L’afasia è il risultato di questi mesi di silenzi, di cui non restano che immagini sfocate e qualche canzone.
Non mi spingo più in là, non sporgo il viso oltre il bordo
fioco. Forse non faccio quel passo per paura, paura della porta sbattuta in
faccia, del pugno sul tavolo, delle grida d’ira, del silenzio.
Siamo ciechi l’uno all’altro, ognuno vive nel suo mondo
chiuso, nel suo schermo di cellulare o computer, e l’altro, figlio, padre, è un
riflesso ai margini, un’ombra che passa veloce e poi scompare. E non c’è
neppure la nostalgia, il ricordo di com’era. Tutto bruciato, tutto dimenticato.

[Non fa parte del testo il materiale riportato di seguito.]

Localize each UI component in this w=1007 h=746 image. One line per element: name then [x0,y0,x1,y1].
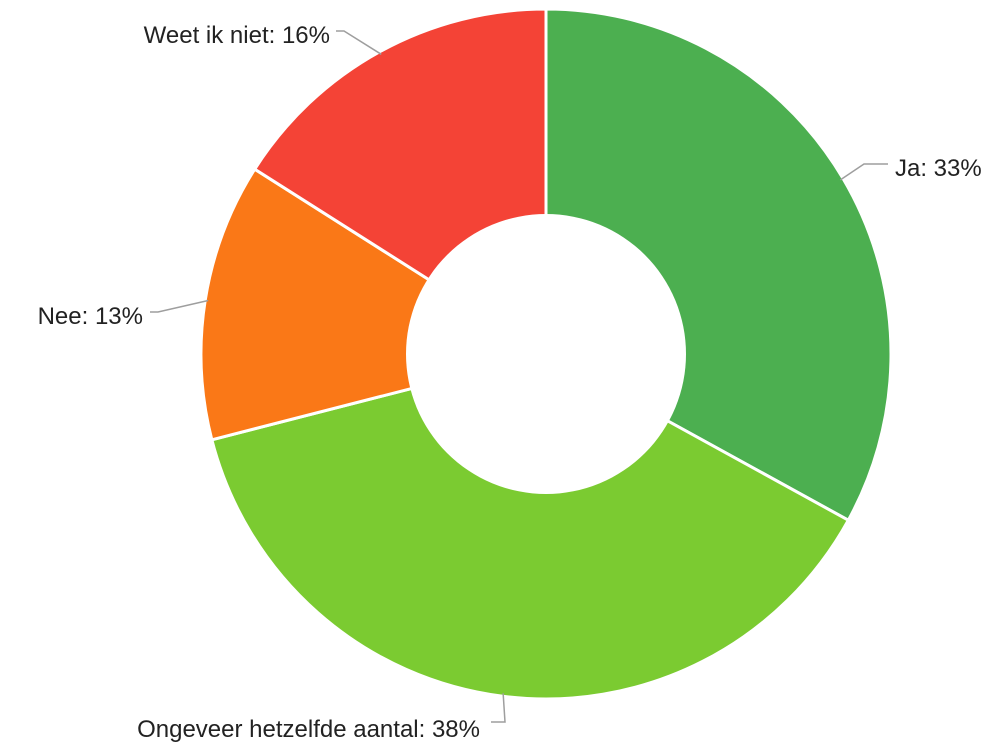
slice-label-nee: Nee: 13% [38,303,143,330]
slice-label-ongeveer: Ongeveer hetzelfde aantal: 38% [137,716,480,743]
leader-line-nee [150,299,209,313]
leader-line-ja [839,163,888,181]
leader-line-weet-ik-niet [336,30,382,55]
slice-label-weet-ik-niet: Weet ik niet: 16% [144,22,330,49]
leader-line-ongeveer [491,693,506,723]
slice-label-ja: Ja: 33% [895,155,982,182]
donut-hole [406,214,686,494]
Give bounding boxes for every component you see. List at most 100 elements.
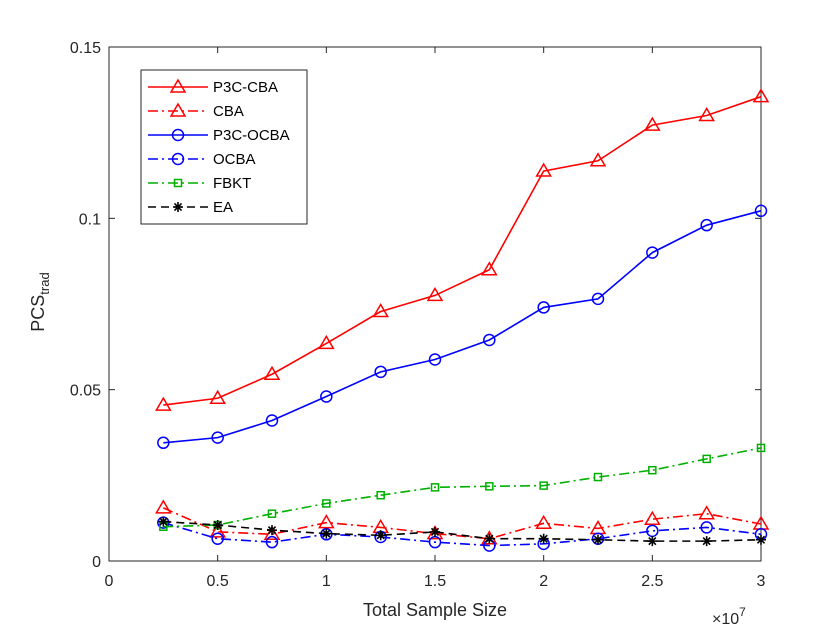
data-point-fbkt [485,482,494,491]
data-point-p3c-ocba [265,414,279,427]
data-point-ocba [211,532,224,545]
data-point-ea [321,528,332,539]
data-point-fbkt [756,443,766,453]
x-tick-label: 0.5 [207,573,229,590]
data-point-p3c-cba [426,286,444,302]
x-axis-exponent: ×107 [712,605,746,628]
data-point-fbkt [539,481,548,490]
data-point-ea [647,536,658,547]
legend-entry-p3c-cba: P3C-CBA [148,78,278,96]
data-point-ea [756,534,766,545]
data-point-ea [701,536,712,547]
data-point-cba [209,523,226,538]
data-point-fbkt [267,509,277,518]
legend-entry-p3c-ocba: P3C-OCBA [148,127,290,144]
x-tick-label: 3 [757,573,766,590]
legend-label-cba: CBA [213,103,244,120]
legend-label-ocba: OCBA [213,151,256,168]
data-point-p3c-cba [752,88,770,103]
legend-entry-ea: EA [148,199,233,216]
series-line-fbkt [163,447,762,528]
data-point-ea [267,525,277,536]
data-point-p3c-cba [481,261,498,276]
data-point-p3c-ocba [428,353,442,366]
data-point-fbkt [648,465,657,475]
data-point-p3c-ocba [754,204,768,218]
data-point-ea [538,533,549,544]
data-point-p3c-cba [535,162,552,177]
x-tick-label: 2 [539,573,548,590]
y-tick-label: 0.1 [79,211,101,228]
data-point-p3c-cba [644,116,661,131]
data-point-p3c-ocba [157,436,170,450]
legend-label-fbkt: FBKT [213,175,251,192]
legend-entry-fbkt: FBKT [148,175,251,192]
data-point-ea [375,530,386,541]
data-point-p3c-cba [589,152,607,167]
data-point-p3c-cba [698,107,715,122]
data-point-ea [593,534,603,545]
data-point-fbkt [376,490,385,500]
data-point-fbkt [430,483,440,492]
data-point-fbkt [322,499,331,508]
legend-marker-p3c-ocba [171,128,185,142]
y-axis-title-main: PCS [28,295,48,332]
series-layer [155,88,770,552]
legend-label-p3c-ocba: P3C-OCBA [213,127,290,144]
legend-box [140,69,308,225]
y-tick-label: 0.05 [70,383,101,400]
x-axis-title: Total Sample Size [363,600,507,620]
legend-label-ea: EA [213,199,233,216]
data-point-p3c-cba [209,389,226,404]
data-point-ea [484,533,495,544]
series-line-cba [163,507,762,540]
series-line-p3c-ocba [163,210,762,444]
series-line-ocba [163,521,762,547]
data-point-ea [430,526,440,537]
legend-marker-p3c-cba [169,78,187,93]
data-point-p3c-ocba [591,292,605,306]
y-axis-ticks: 0 0.05 0.1 0.15 [70,40,761,571]
data-point-p3c-cba [318,334,335,350]
data-point-cba [318,514,335,529]
y-axis-title: PCStrad [28,272,52,331]
data-point-p3c-cba [155,396,172,411]
data-point-p3c-cba [263,365,281,380]
y-axis-title-subscript: trad [37,272,52,294]
x-tick-label: 1 [322,573,331,590]
data-point-ocba [700,521,713,534]
x-axis-exponent-base: ×10 [712,611,739,628]
data-point-fbkt [702,454,711,464]
x-axis-exponent-power: 7 [739,605,746,619]
data-point-cba [644,510,661,525]
series-p3c-cba [155,88,770,411]
x-tick-label: 2.5 [641,573,663,590]
data-point-fbkt [593,472,603,482]
series-ea [158,516,766,547]
data-point-p3c-cba [372,303,389,318]
legend-marker-ea [173,202,183,212]
data-point-cba [535,514,552,530]
data-point-ea [158,516,169,527]
legend-marker-fbkt [173,178,183,188]
legend-entry-ocba: OCBA [148,151,256,168]
data-point-p3c-ocba [700,218,713,232]
data-point-p3c-ocba [483,333,496,347]
x-axis-ticks: 0 0.5 1 1.5 2 2.5 3 [105,47,766,590]
legend: P3C-CBA CBA P3C-OCBA OCBA FBKT EA [140,69,308,225]
legend-label-p3c-cba: P3C-CBA [213,79,278,96]
legend-marker-ocba [171,152,185,166]
y-tick-label: 0 [92,554,101,571]
series-line-ea [163,520,762,542]
y-tick-label: 0.15 [70,40,101,57]
x-tick-label: 1.5 [424,573,446,590]
series-p3c-ocba [157,204,768,450]
data-point-p3c-ocba [320,390,333,403]
series-line-p3c-cba [163,95,762,406]
data-point-ea [212,520,223,531]
data-point-cba [155,499,172,514]
data-point-p3c-ocba [537,301,550,314]
data-point-p3c-ocba [211,431,224,444]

Troia è in fiamme, ma tu non hai salvato i Penati, non porti sulle spalle il
vecchio padre e per mano il figlioletto. Sei solo. Come me.
E se tra noi non c’è più niente, se non la cenere di un
passato lontano, che cosa mi resta? Che cosa ti resta? Puoi costruire il tuo
futuro sull’odio, quando anche il desiderio è spento? Posso essere per te la
ferita? Posso essere per te il nemico? Ma se anche fosse, sarebbe già un
sentimento, un moto del cuore che spinge all’urto, al conflitto, al confronto,
a mettersi in gioco. Anche all’abbandono. Non così, non questo; quello che ti
porta a lasciare la casa e cercare la tua via, a sentire i colpi della vita sul
corpo, col sangue che pulsa e il pensiero di cosa mangerai domani.
Qui è un nascondersi, è un aspettare, un lento declino nell’attesa
che accada una meraviglia. Ma non accade mai.